Both visitor centers, Kolob Canyon, the south campground and the Zion-Mount Carmel tunnel opened Friday afternoon. The park's shuttles and Zion Lodge will open Saturday morning.

"I'm sure they're scrambling like mad to get things working," said Dean Cook, president of the Zion Canyon Visitors Bureau.

Utah reached an agreement with the Department of the Interior late Thursday to fund five national parks, two national monuments and one national recreation area for up to 10 days.

"This is a practical and temporary solution that will lessen the pain for some businesses and communities in Utah," Interior Secretary Sally Jewell said in a statement.

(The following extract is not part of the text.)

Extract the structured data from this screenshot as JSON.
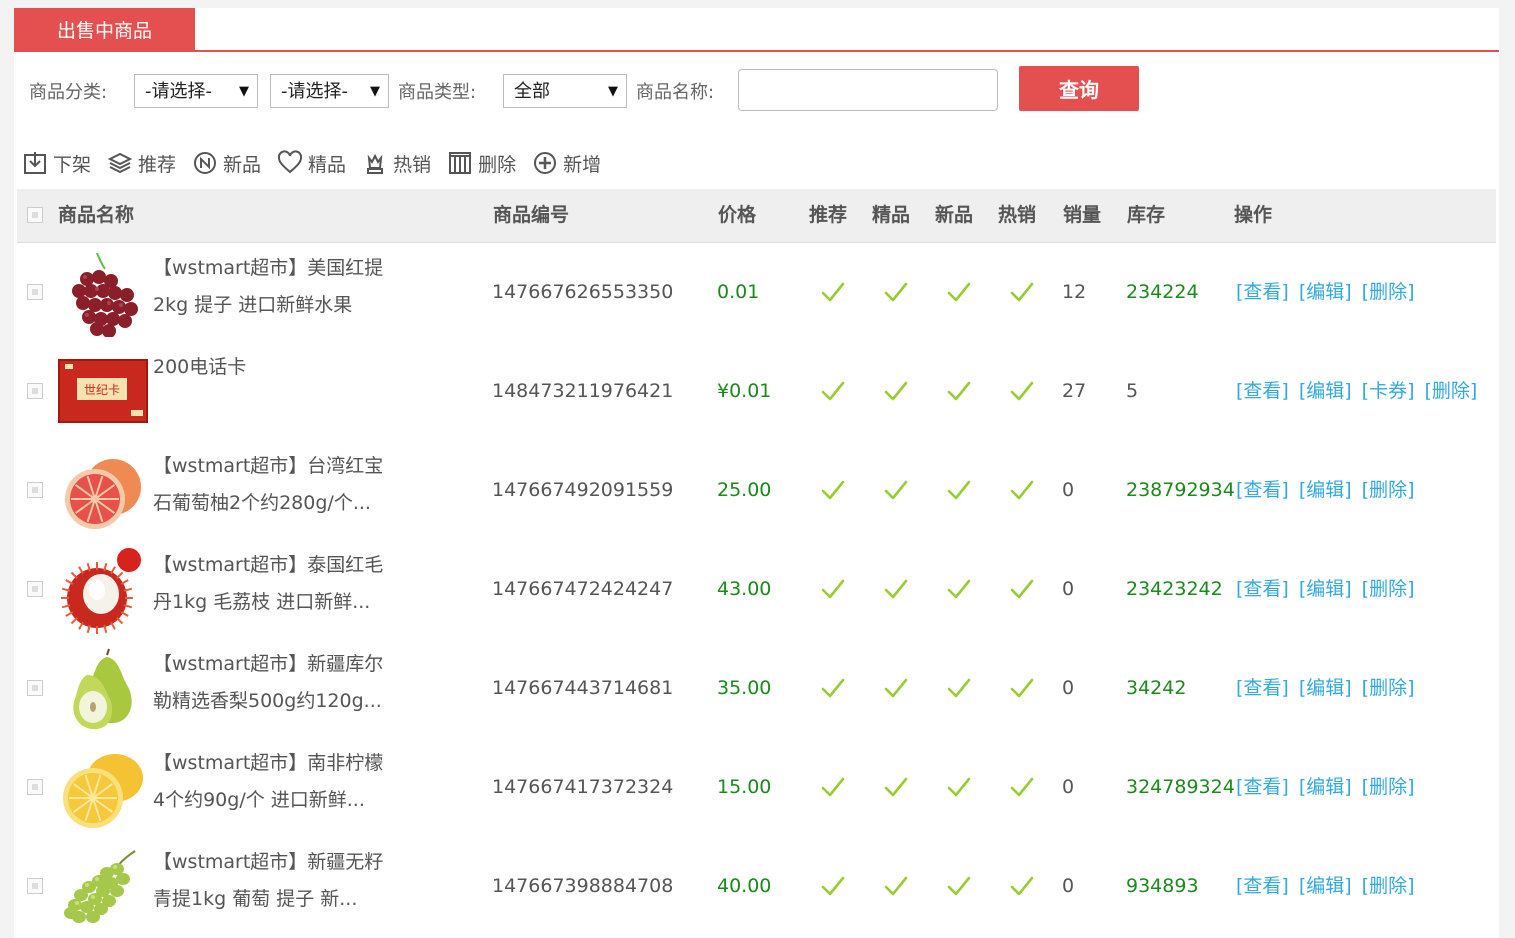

Gov. Gary Herbert said Utah sent the Interior Department $1.67 million Friday morning to set the reopening in motion. The state agreed to pay $167,000 a day in operating costs for up to 10 days. Herbert said he expects the parks to be fully operational Saturday.

In addition to Capitol Reef and Zion, the state will cover operating costs at Arches, Bryce Canyon and Canyonlands national parks, Cedar Breaks and Natural Bridges national monuments and Lake Powell.

"The phone has been ringing off the wall ever since last night's or this morning's announcement that they're going to open the park," said Michael Hayworth, who works at the North Lake Service Center at Bullfrog Marina. "We have not gotten any official word."

Hayworth said he doesn't expect the boat ramps to open until the park service gets containment measures back in place for the invasive mussels that attach themselves to watercraft.

"I don't see anything being launched for at least two days," he said.

Aramark, a facilities management company at the Glen Canyon National Recreation Area, said it's open for business at Lake Powell.

"Our intent is to have a majority of our Lake Powell operations on North Lake (including Defiance House Lodge, Bullfrog Marina and boat rentals) and on South Lake (Lake Powell Resort, Wahweap Marina and boat rentals) up and running later (Friday), with the expectation that all facilities and services will be fully operational and available by Monday," according to company spokesman Dave Freireich.

Lance Syrett, general manager of Ruby's Inn just outside Bryce Canyon, said he's glad to see the hotel's lobby empty because for 10 days people were hanging around with nothing to do.